Rapper Travis Scott requested to be dismissed from the multiple lawsuits he is facing following the mass casualty incident at his Astroworld Festival.
The request is Scott’s first public response to the lawsuits.
Through one of his representatives, the rapper denied the allegations in 11 different lawsuits. His legal team is expected to make more requests in the coming weeks.
A total of 10 people died after chaos broke out at the Nov. 5 event in Houston, which was attended by approximately 50,000 people. The youngest victim was nine-year-old Ezra Blount, whose parents refused Scott’s offer to pay for funeral expenses.
Hundreds were injured as the crowd pressed toward the stage and became increasingly panicked.
Scott’s actions during the event have been widely criticized. He performed for 30 minutes before stopping the show, despite repeated efforts from the crowd to get his attention. Videos of the rapper performing as the crowd yelled circulated social media along with reports of his previous incitement of dangerous behavior at past concerts.
“Among the 11 suits Scott responded to was one filed by Bhaghu Shahani, father of Bharti Shahani, one of the 10 who died during the concert. Alongside several other defendants like Live Nation and ScoreMore — along with the venue NRG park and numerous security companies — Scott was accused of negligence, among other claims,” reports Rolling Stone.
Almost 300 lawsuits were filed in Harris County against Scott in the days that followed. Lawyers for both victims and plaintiffs are working to consolidate the cases, which name Scott as well as concert organizer Live Nation and other companies.
In their request for dismissal, Scott’s team argued that the rapper “is not legally liable” for the incident.
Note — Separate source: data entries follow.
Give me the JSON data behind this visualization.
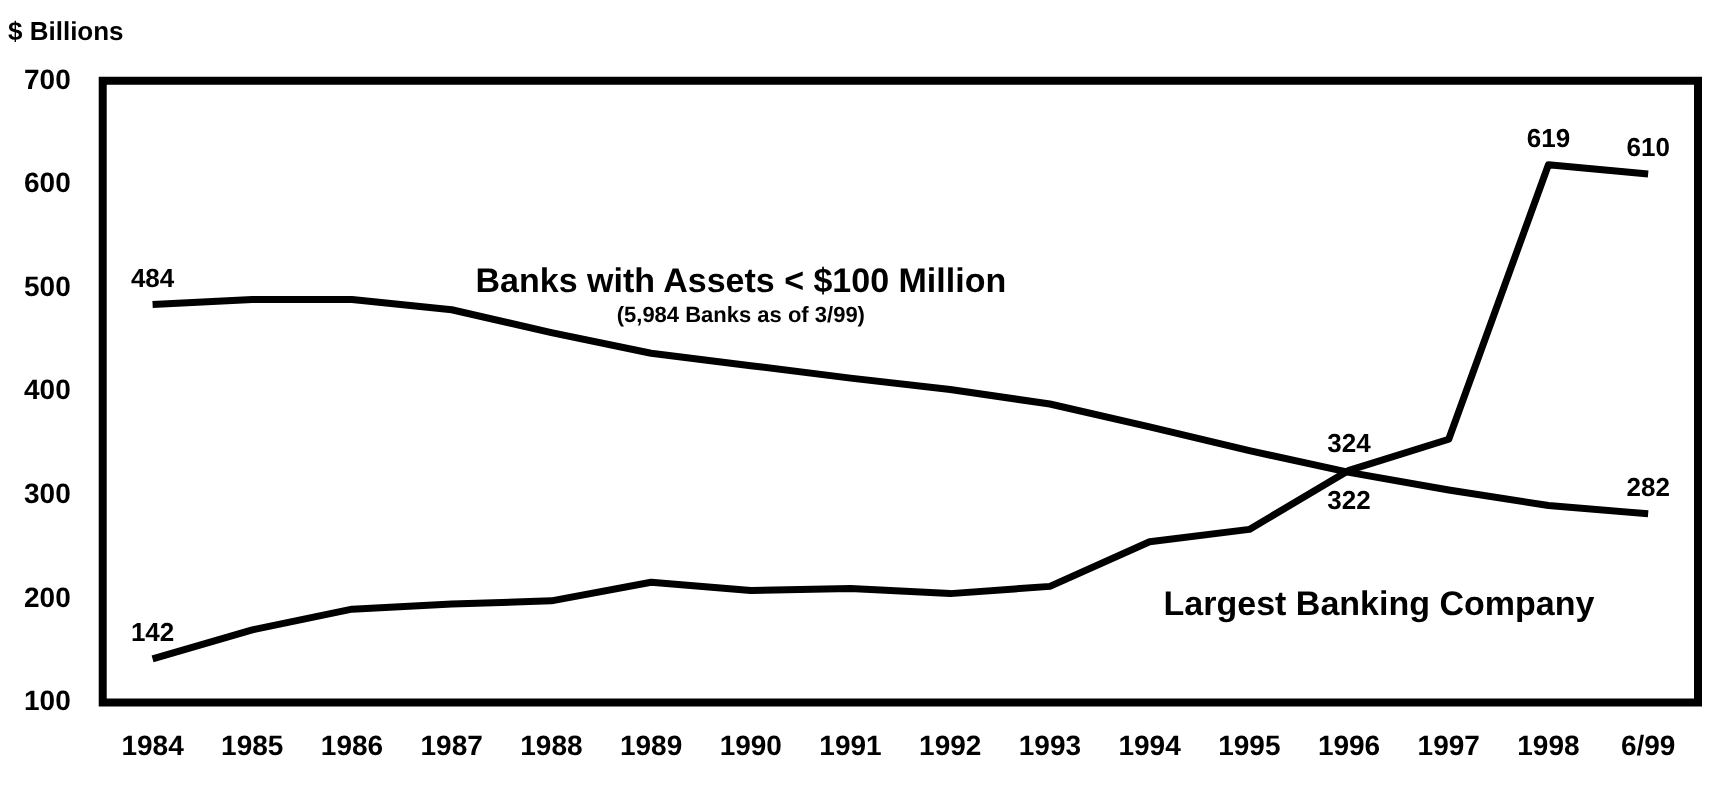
{
  "chart_data": {
    "type": "line",
    "ylabel": "$ Billions",
    "categories": [
      "1984",
      "1985",
      "1986",
      "1987",
      "1988",
      "1989",
      "1990",
      "1991",
      "1992",
      "1993",
      "1994",
      "1995",
      "1996",
      "1997",
      "1998",
      "6/99"
    ],
    "series": [
      {
        "name": "Banks with Assets < $100 Million",
        "color": "#000000",
        "values": [
          484,
          489,
          489,
          479,
          457,
          437,
          425,
          413,
          402,
          388,
          366,
          343,
          322,
          305,
          290,
          282
        ],
        "value_labels": [
          "484",
          null,
          null,
          null,
          null,
          null,
          null,
          null,
          null,
          null,
          null,
          null,
          "322",
          null,
          null,
          "282"
        ]
      },
      {
        "name": "Largest Banking Company",
        "color": "#000000",
        "values": [
          142,
          170,
          190,
          195,
          198,
          216,
          208,
          210,
          205,
          212,
          255,
          267,
          324,
          354,
          619,
          610
        ],
        "value_labels": [
          "142",
          null,
          null,
          null,
          null,
          null,
          null,
          null,
          null,
          null,
          null,
          null,
          "324",
          null,
          "619",
          "610"
        ]
      }
    ],
    "annotations": [
      "(5,984 Banks as of 3/99)"
    ],
    "ylim": [
      100,
      700
    ],
    "yticks": [
      100,
      200,
      300,
      400,
      500,
      600,
      700
    ],
    "grid": false,
    "legend": false,
    "marker": "none",
    "line_style": "solid"
  }
}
On Dec. 7, the Board of Judges of the Civil Trial Division of the Harris County District Courts agreed that pretrial matters for all the lawsuits will be handled by one judge, District Judge Kristen Hawkins.
“This consolidation will promote the expeditious and efficient administration of justice,” the Board wrote in the two-page order.
Should any of the lawsuits go to trial, they would return to their original court and be heard by the corresponding judge.
The request was made by attorney Brent Coons, who is representing 2,000 Astroworld attendees. He is requesting $10 billion in damages.
“You don’t want to have all the same issues argued and all the same witnesses deposed over and over again in every courtroom,” Coon said in a Dec. 7 statement. He said the decision would reduce redundancy and allow the cost to be shared by everyone involved in the litigation.